Women Only Carts: It’s Good to be a Woman
Anyway, the metro. After security control I caught up with Hossam and our friend and we went down to the platform. There, I could chose if I wanted to board the mixed/men cart or the women only cart. The guys strongly advised me to take the women only cart, which was a good choice. There, finally, I was able to breathe a bit and stand by myself without my body being kept upright by other bodies around me.
The number of people living in Delhi is massive and it seems almost impossible that the city can accommodate them all. Somehow it works, but barely: scores of people live on the streets, apartments are tiny, and more and more buildings are being erected to house the ever-growing population. Most of those buildings, however, are built for the growing middle class and are not affordable for the majority of people in need for housing.

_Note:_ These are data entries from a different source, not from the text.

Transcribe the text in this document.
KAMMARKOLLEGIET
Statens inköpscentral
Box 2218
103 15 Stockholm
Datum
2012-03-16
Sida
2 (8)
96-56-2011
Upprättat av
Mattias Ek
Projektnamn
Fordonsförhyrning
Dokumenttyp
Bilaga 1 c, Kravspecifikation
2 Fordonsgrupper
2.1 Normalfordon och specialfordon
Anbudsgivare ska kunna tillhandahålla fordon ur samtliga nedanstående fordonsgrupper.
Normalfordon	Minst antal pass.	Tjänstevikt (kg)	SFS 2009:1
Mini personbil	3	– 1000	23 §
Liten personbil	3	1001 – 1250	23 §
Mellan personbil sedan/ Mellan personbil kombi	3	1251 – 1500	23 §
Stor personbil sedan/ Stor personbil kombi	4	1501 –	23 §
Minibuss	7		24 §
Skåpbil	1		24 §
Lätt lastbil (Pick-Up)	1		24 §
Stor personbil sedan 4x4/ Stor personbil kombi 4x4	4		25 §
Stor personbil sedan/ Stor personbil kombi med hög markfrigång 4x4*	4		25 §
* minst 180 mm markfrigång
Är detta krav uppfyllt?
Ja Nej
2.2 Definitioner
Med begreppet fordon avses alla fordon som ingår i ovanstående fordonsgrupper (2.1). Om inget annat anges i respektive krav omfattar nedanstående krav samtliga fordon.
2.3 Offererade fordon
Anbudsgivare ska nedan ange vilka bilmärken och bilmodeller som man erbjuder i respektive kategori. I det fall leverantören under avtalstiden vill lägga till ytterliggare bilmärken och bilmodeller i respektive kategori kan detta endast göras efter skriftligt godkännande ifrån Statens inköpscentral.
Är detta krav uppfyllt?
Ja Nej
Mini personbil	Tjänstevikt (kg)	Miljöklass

More People, More Traffic, More Pollution
This enormous amount of people need to get around and the streets as well as the metro are bursting and overcrowded. And with more people and more vehicles comes more pollution.
The first day, at our friend’s place, his eleven-year-old daughter explained me that the fog we see everywhere is pollution and that it’s worst in the winter months and during the festival of Diwali because of the fireworks. Should this really form part of a child’s life, this first-hand knowledge about toxic air pollution? After three weeks in India I got sick like I hadn’t been sick in years. What about all those children growing up in that smog? It’s not OK.
Delhi: An Experience
You might think I’m too harsh with Delhi, that it’s fascinating in a positive way too. I might even agree with you; there’s loads to see and to discover. It’s like a world in a nutshell.
There’s a bit of everything in Delhi, which is amazing, even wonderful, but to see it that way requires that you can ignore a lot of facts and a lot of things that are just not OK. Delhi is an eye-opener but not from a touristic point of view. I would never recommend it as a tourist destination, despite the sights it might have.
Delhi made me think of so many things we’ve done and keep doing wrong. Like the West’s hunger for cheap goods and cheap labor that has created an economic boom in India. More than ever have the cities become magnets for people from towns and rural areas. The poverty, which of course has existed before, gets ever worse the more people there are because despite the boom, there’s not enough work for everyone and there’s certainly not enough space. The pollution of air, water, and land can’t be ignored anymore because it’s so obvious and so irreversible at that stage.
Delhi reminded me, many times, that we just can’t keep on going like that. Not here, not anywhere. Something has to change. We need to change. This road is one way only and we’re already too far ahead to go backwards.